Five, people have the right to access good quality family planning. Contraceptive commodities must be unexpired, and contraceptive services must be provided by skilled health personnel in a safe, sanitary environment.

 

Six, family planning must be based on informed decision-making. Every person must be empowered to make reproductive choices with full autonomy, free of pressure, coercion or misrepresentation. Comprehensive contraceptive counselling must equip people with a full understanding of their choices, and they must be free to refuse any and all options.

 

Seven, all individuals must enjoy the right to privacy when seeking family planning information and services. Health workers must be trained to uphold the confidentiality of all people exercising their right to family planning.

 

Eight, societies have an obligation to ensure the active and informed participation of individuals in decisions about family planning. This means that women – who are often the primary recipients of family planning services – must be represented in the development of policies related to these services. Young people must be included in efforts to promote education about sexual and reproductive health, including family planning. The perspectives of vulnerable and marginalized must be incorporated into the provision of services in their communities.

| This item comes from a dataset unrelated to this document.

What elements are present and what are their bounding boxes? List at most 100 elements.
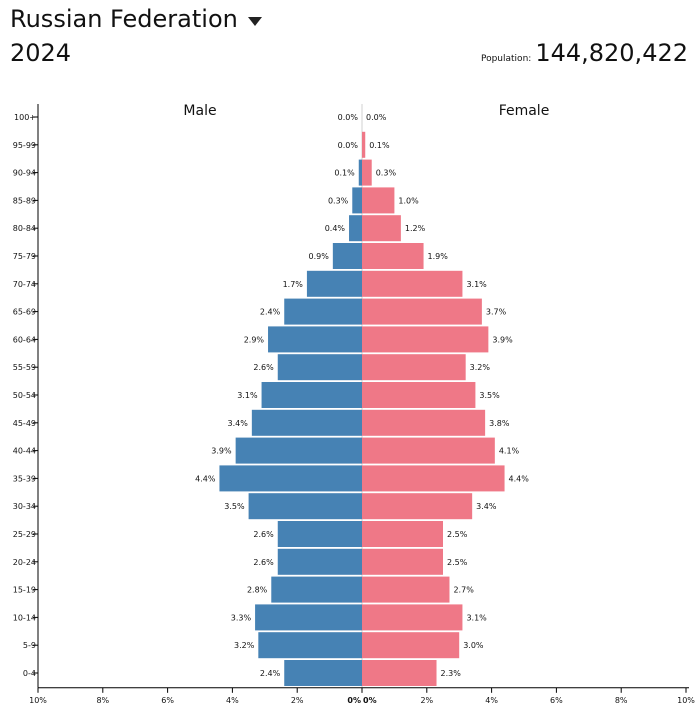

The theme of the World Population Day event was “Family Planning is a Human Right,” commemorating the landmark agreement, fifty years ago at the United Nations conference that proclaimed: "Parents have a basic human right to determine freely and responsibly the number and the spacing of their children." © UNFPA Philippines/Mario Villamor

And finally, health systems, education systems, leaders and policymakers must be accountable to the people they serve in all efforts to realize the human right to family planning. This means women, young people and marginalized populations must be aware of their right, and must be empowered to seek redress if this right is violated.

 

Until and unless these nine standards are met, this promise of a human right to family planning will not be fully realized.

 

Today, as we close this program and continue with the provision of services especially to those who need it most, we must remember – and studies have proven this - that family planning is a key factor in reducing poverty and promoting economic growth. And I am happy to see that the Philippine government is fully embracing this idea as they seek to bring the country into becoming a high middle income country in the next few years. Helping women and girls realize their right to family planning, including the 7 million who has an expressed unmet need for family planning here in the Philippines, will be essential to do so.

 

On behalf of UNFPA, we thank the City of Valenzuela for the partnership in this year’s celebration. We also thank the Commission on Population, the Department of Health and the National Economic Development Authority, for their steadfast leadership and commitment to support the rights of women and girls to family planning in the Philippines and beyond.